Seit vier Jahren sitzt einer der größten Drogenbarone Rios im Gefängnis. Nem ist der "König der Favelas" in Misha Glennys gleichnamigen Buch. Und er ist der Protagonist dieses kurzweiligen, exzellent recherchierten Erklärstücks des britischen Journalisten über die Strukturen des organisierten Drogenhandels in Brasilien.

Von Jonas Reese |
    Es ist nicht lange her, da befand sich Rio de Janeiro im Kriegszustand. An Weihnachten 2006 zog das sogenannte "Rote Kommando" brandschatzend durch die Stadt. Eines von mehreren Verbrechersyndikaten in Rio demonstrierte damit seine Macht und zugleich die Machtlosigkeit des Staates.

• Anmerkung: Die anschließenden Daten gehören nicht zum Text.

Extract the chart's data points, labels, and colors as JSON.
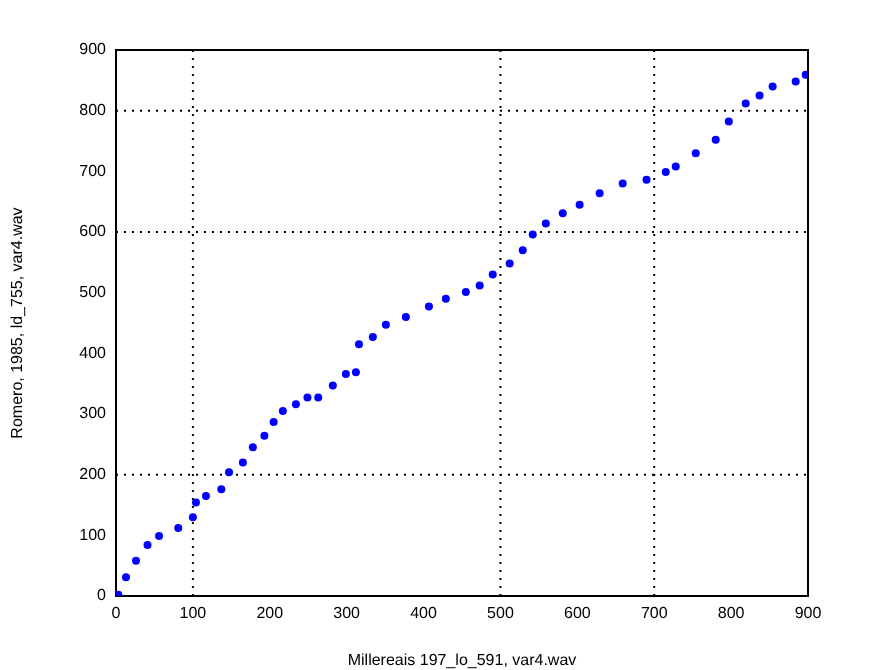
{
  "chart_data": {
    "type": "scatter",
    "xlabel": "Millereais 197_lo_591, var4.wav",
    "ylabel": "Romero, 1985, ld_755, var4.wav",
    "series": [
      {
        "color": "#0000ff",
        "x": [
          3,
          13,
          26,
          41,
          56,
          81,
          100,
          104,
          117,
          137,
          147,
          165,
          178,
          193,
          205,
          217,
          234,
          249,
          263,
          282,
          299,
          312,
          316,
          334,
          351,
          377,
          407,
          429,
          455,
          473,
          490,
          512,
          529,
          542,
          559,
          581,
          603,
          629,
          659,
          690,
          715,
          728,
          754,
          780,
          797,
          819,
          837,
          854,
          884,
          897
        ],
        "values": [
          2,
          31,
          58,
          84,
          99,
          112,
          130,
          154,
          165,
          176,
          204,
          220,
          245,
          264,
          287,
          305,
          316,
          327,
          327,
          347,
          366,
          369,
          415,
          427,
          447,
          460,
          477,
          490,
          501,
          512,
          530,
          548,
          570,
          596,
          614,
          631,
          645,
          664,
          680,
          686,
          699,
          708,
          730,
          752,
          782,
          812,
          825,
          840,
          848,
          859
        ]
      }
    ],
    "xlim": [
      0,
      900
    ],
    "ylim": [
      0,
      900
    ],
    "xticks": [
      0,
      100,
      200,
      300,
      400,
      500,
      600,
      700,
      800,
      900
    ],
    "yticks": [
      0,
      100,
      200,
      300,
      400,
      500,
      600,
      700,
      800,
      900
    ],
    "grid": false,
    "legend": false,
    "marker": "circle",
    "ref_lines": [
      {
        "axis": "x",
        "value": 100,
        "color": "#000000",
        "line_style": "dotted"
      },
      {
        "axis": "x",
        "value": 500,
        "color": "#000000",
        "line_style": "dotted"
      },
      {
        "axis": "x",
        "value": 700,
        "color": "#000000",
        "line_style": "dotted"
      },
      {
        "axis": "y",
        "value": 200,
        "color": "#000000",
        "line_style": "dotted"
      },
      {
        "axis": "y",
        "value": 600,
        "color": "#000000",
        "line_style": "dotted"
      },
      {
        "axis": "y",
        "value": 800,
        "color": "#000000",
        "line_style": "dotted"
      }
    ]
  }
}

    "Der übelste Zwischenfall ereignete sich am Morgen des 28. Dezember nördlich von Complexo do Alemão. Fünfzehn maskierte Männer brachten einen Reisebus zum Stehen. (…) Mithilfe von Benzin und Molotowcocktails steckten sie das Fahrzeug in Brand und sahen zu, wie die verzweifelten Passagiere zu entkommen versuchten. (…) Sieben Menschen wurden bei lebendigem Leib verbrannt, ein weiterer starb zwei Tage später im Krankenhaus."
    Es war ein seltener Moment, in dem das Organisierte Verbrechen in den offenen Kampf mit dem Staat ging. Denn lange Zeit koexistierten beide in stillem Einvernehmen.
    Einer der zahlreichen Akteure und Profiteure dieser Zeit ist Antonio Francisco Bonfim Lopes, genannt Nem. Zwischen 2006 und 2011 war er einer der größten Drogenbarone Rios. Er beherrschte den wichtigsten Drogenumschlagplatz der Stadt - die zentral gelegene Favela Rocinha.
    Lange war Nem der meistgesuchte Verbrecher Brasiliens. Bis er sich "amtsmüde", wie er es nannte, nach einer mysteriösen Abmachung entweder selbst an die Justiz auslieferte oder geschnappt wurde. So ganz ist das bis heute nicht klar. Seit vier Jahren sitzt Nem nun im Gefängnis. Er ist der "König der Favelas" in Misha Glennys gleichnamigen Buch. Und er ist der Protagonist dieses kurzweiligen, exzellent recherchierten Erklärstücks des britischen Journalisten über die Strukturen des organisierten Drogenhandels:
    "Es war nicht seine Absicht, in den Drogenhandel einzusteigen. Nem wollte es nicht. Aber die meisten Kinder geraten genauso darein. Im Alter von 12, 13, 14 Jahren. Ich empfinde es als große Tragödie. Die Götter hatten die Würfel geworfen, als Nems Tochter krank wurde. Und dann musste er Entscheidungen treffen. Ich finde, er hat richtige Entscheidungen getroffen und falsche."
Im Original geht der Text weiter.